Sightsong

自縄自縛日記

アントニオ・ネグリ『未来派左翼』

2008-04-08 23:59:02 | 政治

アントニオ・ネグリ『未来派左翼 グローバル民主主義の可能性をさぐる』(ラフ・バルボラ・シェルジ編、廣瀬純訳、NHK出版、2008年)は、先日、来日を事実上拒否されたアントニオ・ネグリによる語りをまとめたものである(いまのところ、上巻のみ邦訳)。原題は『Goodbye Mr. Socialism』であり、ネグリからみた伝統的で固陋ないわゆる「左翼」を批判し、あらたな解を見出そうとする思いが表されている。

あまりにも民主主義が形骸化し、市民自らが考えて参加することを放棄し、不平等で、一部の既得権層のみが利益を得る、そんな社会への刺激剤と来日がなり得ただけに、ネグリの発言は疑問をすくい上げてくれるものではなく、かなり刺々しいものだ。私は、一読して、共感以上に、かなりの違和感を抱いている。

ネグリは、社会主義は悪い思い出になってしまったが、コミュニズムを実現できる萌芽はあるのだと説く。その鍵となるのが、<共>を共同管理する枠組、時間労働から認知労働(時間やオカネ以外の付加価値による判断)への移行、<抵抗>するための枠組(暴力や戦争は、必ずしも否定されるものではなくなる)、そして<マルチチュード>のネットワーク化と組織化といったところのようだ。

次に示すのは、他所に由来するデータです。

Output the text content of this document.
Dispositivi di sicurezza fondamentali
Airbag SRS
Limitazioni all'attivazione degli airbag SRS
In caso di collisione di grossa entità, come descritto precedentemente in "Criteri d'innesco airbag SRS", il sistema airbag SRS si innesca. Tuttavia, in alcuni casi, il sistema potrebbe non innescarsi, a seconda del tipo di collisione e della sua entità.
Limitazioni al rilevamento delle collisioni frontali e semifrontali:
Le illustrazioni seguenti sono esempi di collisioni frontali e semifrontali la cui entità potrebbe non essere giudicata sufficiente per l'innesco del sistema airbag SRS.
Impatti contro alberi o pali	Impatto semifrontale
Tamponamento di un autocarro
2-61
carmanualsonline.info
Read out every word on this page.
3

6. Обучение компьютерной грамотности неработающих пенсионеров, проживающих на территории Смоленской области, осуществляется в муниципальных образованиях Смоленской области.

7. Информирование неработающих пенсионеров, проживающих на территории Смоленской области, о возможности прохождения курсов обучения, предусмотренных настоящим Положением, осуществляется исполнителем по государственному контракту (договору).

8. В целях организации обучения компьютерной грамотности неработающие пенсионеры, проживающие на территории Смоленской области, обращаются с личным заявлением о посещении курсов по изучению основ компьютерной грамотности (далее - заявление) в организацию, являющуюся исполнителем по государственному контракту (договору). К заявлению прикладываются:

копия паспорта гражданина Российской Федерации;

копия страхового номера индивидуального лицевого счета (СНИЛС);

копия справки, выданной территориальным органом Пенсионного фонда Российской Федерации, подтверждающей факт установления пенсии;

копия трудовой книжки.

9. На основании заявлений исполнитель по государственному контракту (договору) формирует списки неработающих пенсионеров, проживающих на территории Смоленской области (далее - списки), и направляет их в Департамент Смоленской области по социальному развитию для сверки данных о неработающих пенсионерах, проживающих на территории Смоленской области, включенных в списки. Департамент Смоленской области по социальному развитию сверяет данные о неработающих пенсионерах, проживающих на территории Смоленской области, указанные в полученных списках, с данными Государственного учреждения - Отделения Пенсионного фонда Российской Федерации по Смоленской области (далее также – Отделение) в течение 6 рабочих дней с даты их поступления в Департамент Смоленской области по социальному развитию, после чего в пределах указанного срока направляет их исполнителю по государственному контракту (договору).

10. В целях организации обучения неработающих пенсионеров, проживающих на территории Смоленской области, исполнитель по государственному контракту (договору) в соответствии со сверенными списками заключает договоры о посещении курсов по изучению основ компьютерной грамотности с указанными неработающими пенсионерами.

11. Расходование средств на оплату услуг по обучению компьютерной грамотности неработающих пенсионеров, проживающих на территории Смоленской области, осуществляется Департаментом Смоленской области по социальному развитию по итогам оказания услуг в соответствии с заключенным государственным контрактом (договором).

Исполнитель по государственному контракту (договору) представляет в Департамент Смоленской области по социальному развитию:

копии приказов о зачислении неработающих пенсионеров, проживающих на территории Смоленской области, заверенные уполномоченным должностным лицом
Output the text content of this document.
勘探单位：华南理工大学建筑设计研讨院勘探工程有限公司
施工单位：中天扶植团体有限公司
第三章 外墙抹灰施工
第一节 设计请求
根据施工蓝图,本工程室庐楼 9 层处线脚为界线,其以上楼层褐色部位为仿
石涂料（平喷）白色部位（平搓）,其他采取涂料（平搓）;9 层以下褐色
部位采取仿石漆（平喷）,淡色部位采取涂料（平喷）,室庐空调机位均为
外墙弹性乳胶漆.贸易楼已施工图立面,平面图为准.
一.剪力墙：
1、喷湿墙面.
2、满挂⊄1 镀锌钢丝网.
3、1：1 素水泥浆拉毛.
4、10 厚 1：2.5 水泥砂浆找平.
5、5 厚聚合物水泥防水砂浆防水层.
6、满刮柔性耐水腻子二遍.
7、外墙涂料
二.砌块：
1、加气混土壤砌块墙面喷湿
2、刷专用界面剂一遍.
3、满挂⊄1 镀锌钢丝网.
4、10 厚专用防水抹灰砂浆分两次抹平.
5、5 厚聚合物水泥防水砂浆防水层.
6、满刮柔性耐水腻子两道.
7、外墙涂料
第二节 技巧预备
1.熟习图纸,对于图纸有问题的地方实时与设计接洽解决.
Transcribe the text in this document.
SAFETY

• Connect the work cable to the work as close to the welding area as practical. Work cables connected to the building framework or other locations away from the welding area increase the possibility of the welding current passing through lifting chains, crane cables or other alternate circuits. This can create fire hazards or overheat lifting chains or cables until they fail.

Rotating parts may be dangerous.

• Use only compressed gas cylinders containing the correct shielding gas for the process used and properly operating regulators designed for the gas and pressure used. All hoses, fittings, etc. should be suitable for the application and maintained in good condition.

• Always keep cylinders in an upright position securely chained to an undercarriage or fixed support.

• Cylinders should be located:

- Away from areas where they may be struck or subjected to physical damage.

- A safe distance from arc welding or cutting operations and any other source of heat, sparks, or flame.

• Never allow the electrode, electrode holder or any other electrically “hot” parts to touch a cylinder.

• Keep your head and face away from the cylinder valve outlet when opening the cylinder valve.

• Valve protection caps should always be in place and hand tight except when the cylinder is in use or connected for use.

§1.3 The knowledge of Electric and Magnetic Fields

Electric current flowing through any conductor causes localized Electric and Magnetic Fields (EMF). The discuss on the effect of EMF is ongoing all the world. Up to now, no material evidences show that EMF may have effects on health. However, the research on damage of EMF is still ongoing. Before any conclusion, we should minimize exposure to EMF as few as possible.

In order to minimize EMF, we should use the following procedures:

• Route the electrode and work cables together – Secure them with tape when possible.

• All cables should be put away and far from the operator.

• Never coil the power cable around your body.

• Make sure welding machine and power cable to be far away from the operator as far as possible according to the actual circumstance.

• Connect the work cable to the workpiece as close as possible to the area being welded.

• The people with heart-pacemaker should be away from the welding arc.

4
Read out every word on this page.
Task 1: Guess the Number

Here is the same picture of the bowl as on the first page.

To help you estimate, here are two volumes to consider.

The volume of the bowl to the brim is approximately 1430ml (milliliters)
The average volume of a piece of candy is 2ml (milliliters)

違和感があるのは特に後者の2点だ。その両方とも、<マルチチュード>を謳いながらも、<個>の確立とボトムアップ的な連帯を信用に足るものとしていないことに起因しそうだと感じた。議会制間接民主主義がもはや死んだものであることは明白だと思うが、かと言って、別種の組織は、また権力構造と既成化を繰り返すものに過ぎないのではないかという印象である。<個>の経験と蓄積、その柔軟なネットワークのほうにこそ、ここでいう「未来派」がありそうに思えてならない。